Com'era l'atmosfera sul set?


Pupi Avati: Fantastica! Devo dire che avevo proprio bisogno di un film così in cui si respirasse finalmente un'aria pulita, ricca di un entusiasmo palpabile e di un sano cameratismo. Oltretutto credo di essere riuscito a trasmettere a tutti il divertimento che ha caratterizzato la mia fase di scrittura. Lavorare con attori così diversi tra loro, di provenienze opposte, da Nino D'Angelo al pirandelliano Giulio Bosetti passando per Sandra Milo, è stato molto stimolante perché c'era una grande stima reciproca, ognuno era incuriosito dagli altri. Naturalmente la grande incertezza era sulla capacità di Neri e Vanessa di tenere il film sulle loro spalle ma sin dai primi giorni la loro bravura ci ha molto rassicurato.


 


Com'è riuscito ad amalgamare attori molto diversi tra loro?
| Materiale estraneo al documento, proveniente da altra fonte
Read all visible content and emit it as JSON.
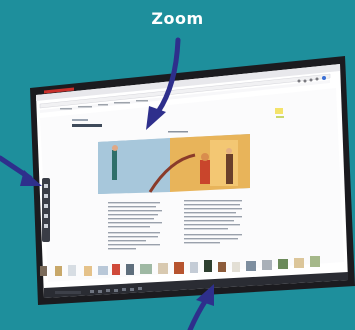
{
  "callout": {
    "label": "Zoom"
  },
  "colors": {
    "background": "#1e8f9c",
    "arrow": "#2e2f8c",
    "bezel": "#1b1b1f",
    "screen": "#ffffff",
    "page_bg": "#f2f3f5"
  },
  "icons": [
    "arrow-pointer-icon",
    "zoom-toolbar",
    "thumbnail-strip",
    "taskbar"
  ]
}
Pupi Avati: Devo dire che in molto del mio cinema è presente questo elemento. Mi capita sempre di sentire parlare di professionalità ma ciò che più mi sta a cuore è l'aspetto umano, la sensibilità delle persone con cui lavoro. L'importante è che tutti abbiano qualcosa che permetta la nascita di un bel rapporto umano e questo è un discorso che faccio sempre a tutte le persone che lavorano con me, agli attori come al resto della troupe. Privilegiando l'aspetto umano tutto scorre molto più naturale e in questo film, probabilmente uno dei più fortunati sotto questo aspetto, credo di aver trovato davvero ciò che volevo. Questo film mi ha fatto 'innamorare' di nuovo del cinema in un momento in cui avevo deciso di smettere dopo il cupo, ferale silenzio che si è abbattuto sul mio film precedente, I cavalieri che fecero l'impresa. Non riuscendo a spiegare la ragione per cui questo film è stato trattato così malamente, avevo infatti iniziato a pensare di non essere più capace di affrontare un'avventura del genere.

Dove ha trovato la forza per ricominciare?


Pupi Avati: Non so se lei ha mai avuto un animale, in ogni caso una volta quando un cane si feriva non veniva portato dal veterinario ma rientrava malconcio in casa e trascorreva diverso tempo sotto al letto. Poi improvvisamente una mattina vedevi che si avvicinava alla ciotola dell'acqua e cominciava a bere. Ecco, anch'io un giorno mi sono avvicinato alla macchina da scrivere e ho iniziato a buttare giù qualcosa. Mi incuriosiva moltissimo la storia di questo singolare istituto in cui una volta al mese arrivavano questi bolognesi sui loro calessi per andare a ballare con le cieche. Mi sembrava che fosse una cosa incredibile, mi chiedevo che tipo di uomini fossero questi. Da lì è uscito Nello Balocchi che solo successivamente è diventato il figlio del sarto del papa. Ma io avevo una cosa in serbo che non avevo mai usato, che tenevo in tasca da venticinque anni, avevo un titolo per una storia che non c'era: Il cuore altrove. L'unione di queste due cose ha portato alla 'nascita' del film.


 


Sempre a proposito del rapporto particolare che la lega ai suoi attori, ho letto su alcuni quotidiani che gli interpreti di Regalo di Natale le hanno chiesto di dare un seguito a quella storia. È vero?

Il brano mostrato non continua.